De verdachte heeft eerder een onderneming gehad en was dus op de hoogte van de daarbij behorende verplichtingen. Niettemin heeft de verdachte voor een kennis uit de kroeg (betrokkene) een Stichting op zijn naam gezet, heeft hij op naam van de stichting een Mercedes gehuurd en die aan betrokkene afgegeven en heeft hij als bestuurder allerlei investeringen gedaan, zonder zich ervan te vergewissen of de daarmee samenhangende betalingsverplichtingen werden voldaan. De verdachte heeft daarmee de aanmerkelijke kans aanvaard dat die investeringen niet zouden worden betaald en dat daarvan een faillissement het gevolg kon zijn zodat de rechten van de schuldeisers in dat faillissement zouden worden gekort.
De raadsman heeft vrijspraak bepleit van het primair ten laste gelegde, omdat bij de verdachte het opzet -ook in voorwaardelijke zin- op de verkorting van de rechten van de schuldeisers ontbrak.
Beoordeling rechtbank
De rechtbank stelt vast dat de verdachte als bestuurder van de Stichting verantwoordelijk was voor naleving van de op hem rustende verplichting om een goede boekhouding te voeren.
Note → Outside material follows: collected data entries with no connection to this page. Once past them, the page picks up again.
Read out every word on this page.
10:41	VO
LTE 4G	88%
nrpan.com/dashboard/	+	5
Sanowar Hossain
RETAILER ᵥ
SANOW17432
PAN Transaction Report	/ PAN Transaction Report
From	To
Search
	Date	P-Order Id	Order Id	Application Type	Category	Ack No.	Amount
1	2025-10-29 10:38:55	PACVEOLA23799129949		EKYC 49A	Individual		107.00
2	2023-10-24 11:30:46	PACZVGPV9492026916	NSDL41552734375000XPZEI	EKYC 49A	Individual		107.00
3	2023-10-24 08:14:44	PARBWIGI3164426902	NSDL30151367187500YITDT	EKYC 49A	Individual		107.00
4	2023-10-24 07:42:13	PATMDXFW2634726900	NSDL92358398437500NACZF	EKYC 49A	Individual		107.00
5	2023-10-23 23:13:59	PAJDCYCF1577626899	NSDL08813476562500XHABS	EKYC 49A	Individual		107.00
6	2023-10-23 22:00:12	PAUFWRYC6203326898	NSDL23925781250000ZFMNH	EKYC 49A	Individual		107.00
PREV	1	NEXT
De rechtbank stelt ook vast dat een boekhouding op het moment dat daarom in het kader van het beheer en de vereffening van de failliete boedel werd verzocht, niet is uitgeleverd aan de curator.
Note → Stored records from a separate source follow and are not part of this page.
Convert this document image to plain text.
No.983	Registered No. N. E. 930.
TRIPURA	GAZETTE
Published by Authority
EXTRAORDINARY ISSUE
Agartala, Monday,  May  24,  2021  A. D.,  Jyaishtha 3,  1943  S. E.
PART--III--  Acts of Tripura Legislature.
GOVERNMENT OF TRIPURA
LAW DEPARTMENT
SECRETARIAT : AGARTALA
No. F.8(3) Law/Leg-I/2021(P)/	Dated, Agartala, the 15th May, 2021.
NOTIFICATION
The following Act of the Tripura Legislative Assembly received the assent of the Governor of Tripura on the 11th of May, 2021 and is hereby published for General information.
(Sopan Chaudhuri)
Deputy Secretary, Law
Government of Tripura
De verdachte heeft verklaard dat hij door ene betrokkene is benaderd om voorzitter van de stichting naam stichting te worden en zich bezig zou gaan houden met het zoeken en opknappen van een bedrijfsruimte, en later met het distribueren van lesmateriaal. Tussen hem en deze betrokkene is - zo stelt verdachte - een taakverdeling gemaakt, waarbij de verdachte zich met de praktische zaken bezighield en deze betrokkene zich zou bezighouden met financiën en administratie. De verdachte had de intentie daarmee weer aan het arbeidsproces deel te nemen en daar iets mee te verdienen.
De rechtbank acht deze verklaring niet onaannemelijk en de rechtbank gaat met betrekking tot de intentie van de verdachte -hoewel die intentie naïef is te noemen- uit van zijn verklaring dat hij te goeder trouw was en dacht alleen te hoeven klussen terwijl betrokkene alle administratieve en financiële zaken naar behoren zou regelen. Daarvan uitgaande kan niet worden gezegd dat verdachte het (voorwaardelijk) opzet heeft gehad eventuele schuldeisers te benadelen. Hierbij weegt de rechtbank mee dat het een en ander zich over een betrekkelijk korte periode heeft afgespeeld en dat de verdachte in die periode zich ook daadwerkelijk bezig te hebben gehouden met zijn werkzaamheden in die loods. De verdachte zal van het primair tenlastegelegde worden vrijgesproken.
Bewezenverklaring
Eenvoudige bankbreuk door bestuurder of commissaris van een gefailleerde rechtspersoon.
Strafoplegging
Taakstrafvan 120 waarvan 20 uur voorwaardelijk met een proeftijd van 2 jaar.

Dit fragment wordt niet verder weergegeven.